Businessman Joe O’Dea won the GOP nomination convincingly in June, boosted by established Republican politicians and hammering a message of economy, inflation and gas prices. He explicitly states he’s not running on what he calls social issues, and the issues page of his campaign website doesn’t explicitly mention abortion or any of its euphemisms — but it does feature an open letter from self-described pro-life leaders endorsing him.

But O’Dea is upfront about his beliefs when asked. He holds a more open position than others in his party who believe life begins at conception and want a ban on abortions. It’s led to opposition by some conservatives, including a primary election rival who wielded the issue like a cudgel.

O’Dea’s position on abortion rights is more limited than his general election opponent, U.S. Sen. Michael Bennet, and recent state law that codifies the right to an abortion.

In all, abortion rights remain contentious in the state. Republican state lawmakers led an all-night filibuster earlier this year to fight a proposal to codify abortion access in state law; weeks later, supporters in the legislature snapped up front pages of newspapers to keep as mementos after Gov. Jared Polis signed it into law.

At the ballot box, voters are regularly asked to outright ban or put limits on the procedure. Backers of another such proposal have approval to gather signatures to ask voters again in 2022 to ban abortions. The most recent effort, 2020’s proposition 115, would have banned abortions after 22 weeks of gestation. Voters rejected it with 59% opposed.

The issue has also received new focus after the U.S. Supreme Court in June overturned the right to an abortion as established in Roe vs. Wade, and kicked it down to states to decide. That decision prompted a new push for federal legislation governing its access.

So, where exactly does O’Dea stand on abortion rights?

O’Dea supports rights, restrictions aligned with Roe vs. Wade

In broad strokes, O’Dea supports the right to an abortion as initially laid out in the 1973 decision Roe vs. Wade. That decision, and others around it, generally allowed abortion up until fetal viability, though it didn’t specify when that is. The court also allowed some state-level restrictions

O’Dea has said an abortion early in the pregnancy is between a person and their doctor and God.

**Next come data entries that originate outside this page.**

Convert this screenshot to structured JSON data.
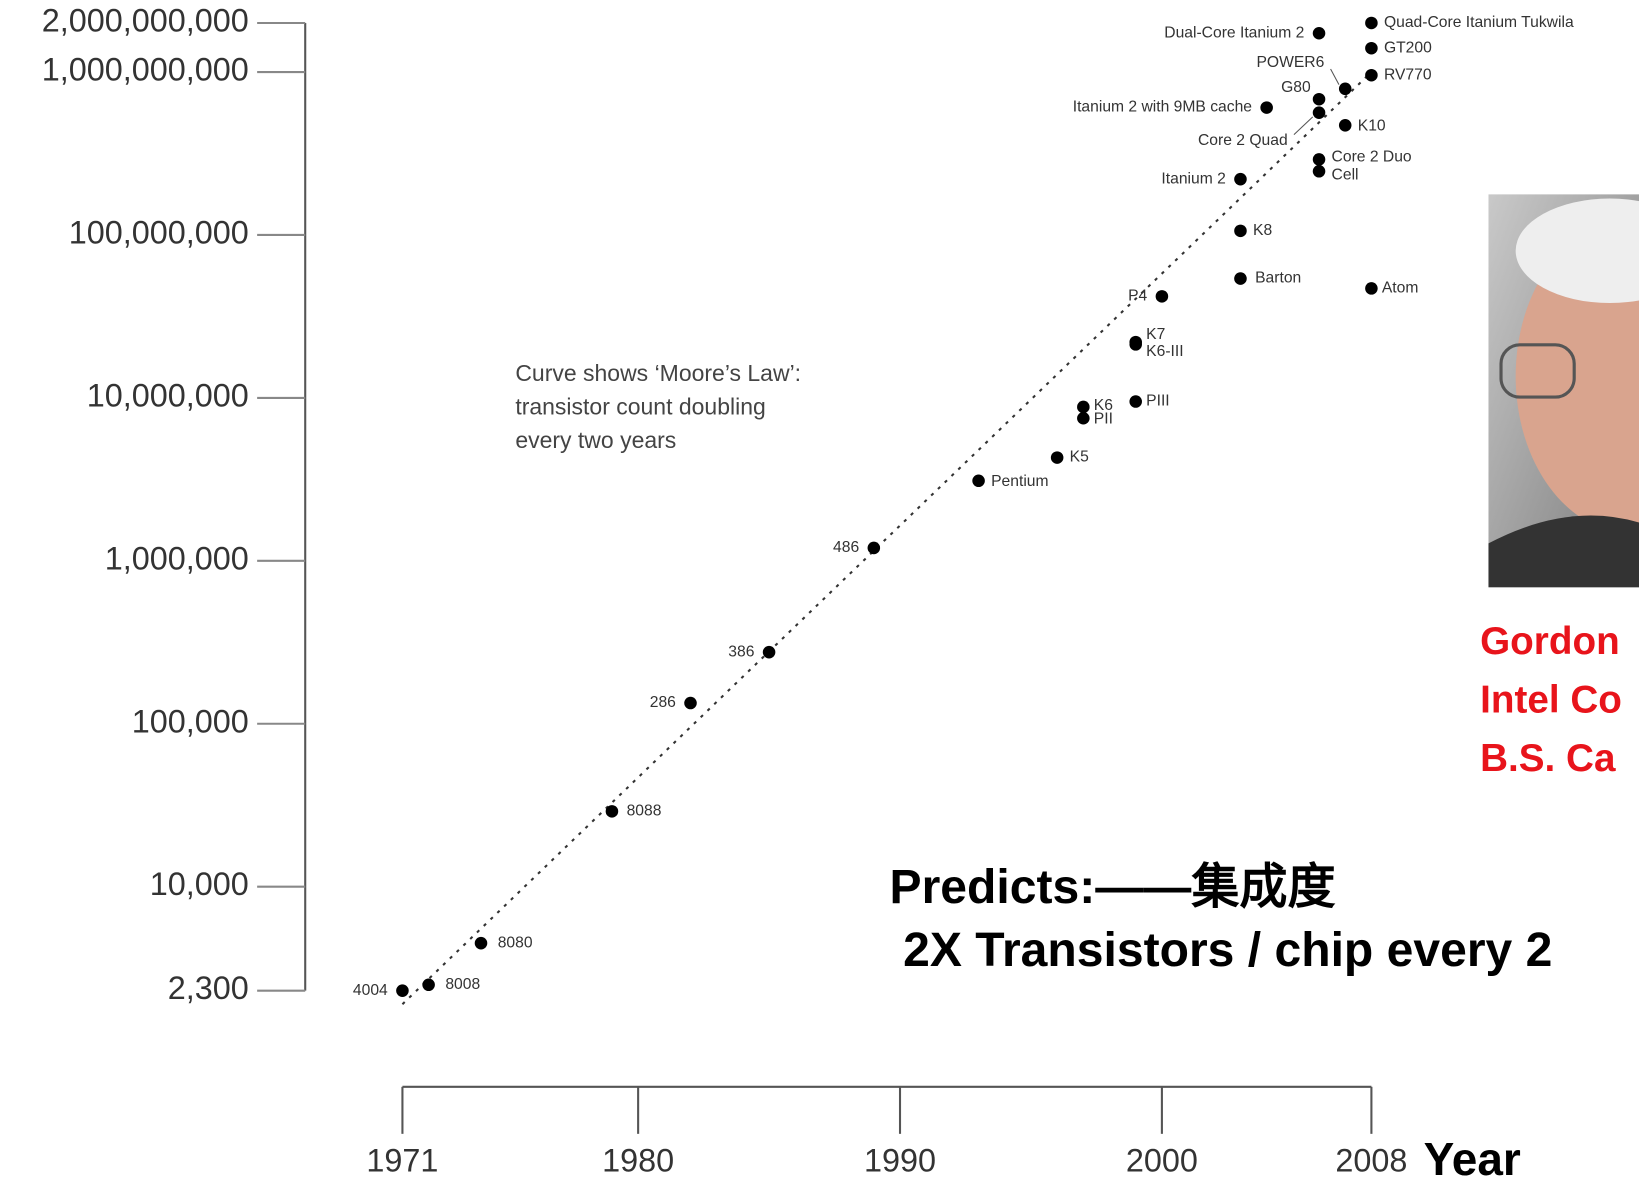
{
  "chart_data": {
    "type": "scatter",
    "log_y": true,
    "color": "#000000",
    "xlabel": "Year",
    "xlim": [
      1971,
      2008
    ],
    "xticks": [
      1971,
      1980,
      1990,
      2000,
      2008
    ],
    "ylim": [
      2300,
      2000000000
    ],
    "yticks": [
      {
        "value": 2300,
        "label": "2,300"
      },
      {
        "value": 10000,
        "label": "10,000"
      },
      {
        "value": 100000,
        "label": "100,000"
      },
      {
        "value": 1000000,
        "label": "1,000,000"
      },
      {
        "value": 10000000,
        "label": "10,000,000"
      },
      {
        "value": 100000000,
        "label": "100,000,000"
      },
      {
        "value": 1000000000,
        "label": "1,000,000,000"
      },
      {
        "value": 2000000000,
        "label": "2,000,000,000"
      }
    ],
    "labels": [
      "4004",
      "8008",
      "8080",
      "8088",
      "286",
      "386",
      "486",
      "Pentium",
      "K5",
      "K6",
      "PII",
      "PIII",
      "K7",
      "K6-III",
      "P4",
      "Barton",
      "K8",
      "Itanium 2",
      "Atom",
      "Cell",
      "Core 2 Duo",
      "K10",
      "Core 2 Quad",
      "Itanium 2 with 9MB cache",
      "G80",
      "POWER6",
      "RV770",
      "GT200",
      "Quad-Core Itanium Tukwila",
      "Dual-Core Itanium 2"
    ],
    "x": [
      1971,
      1972,
      1974,
      1979,
      1982,
      1985,
      1989,
      1993,
      1996,
      1997,
      1997,
      1999,
      1999,
      1999,
      2000,
      2003,
      2003,
      2003,
      2008,
      2006,
      2006,
      2007,
      2006,
      2004,
      2006,
      2007,
      2008,
      2008,
      2008,
      2006
    ],
    "values": [
      2300,
      2500,
      4500,
      29000,
      134000,
      275000,
      1200000,
      3100000,
      4300000,
      8800000,
      7500000,
      9500000,
      22000000,
      21300000,
      42000000,
      54000000,
      106000000,
      220000000,
      47000000,
      246000000,
      291000000,
      471000000,
      563000000,
      605000000,
      681000000,
      789000000,
      956000000,
      1400000000,
      2000000000,
      1730000000
    ],
    "trend": {
      "x": [
        1971,
        2008
      ],
      "values": [
        1900,
        1000000000
      ]
    },
    "annotation": [
      "Curve shows ‘Moore’s Law’:",
      "transistor count doubling",
      "every two years"
    ],
    "caption": [
      "Gordon",
      "Intel Co",
      "B.S. Ca"
    ],
    "prediction": [
      "Predicts:——集成度",
      "2X Transistors / chip every 2"
    ]
  }
}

“I believe that decision is between a person and their God, not me,” O’Dea said during the Western Conservative Summit in June. “That’s not what government is designed to do. They shouldn’t be in the middle of that decision.”

In a June interview with Dan Caplis, a conservative talk show host, before the court officially ended the national right to an abortion, O’Dea said he’d vote for a policy that largely aligned with Roe vs. Wade. But, he had a few specific lines in the sand: No late-term, elective and non-medically necessary abortions and no taxpayer funding for the procedure. O’Dea also supports parental notification for minors receiving the procedure.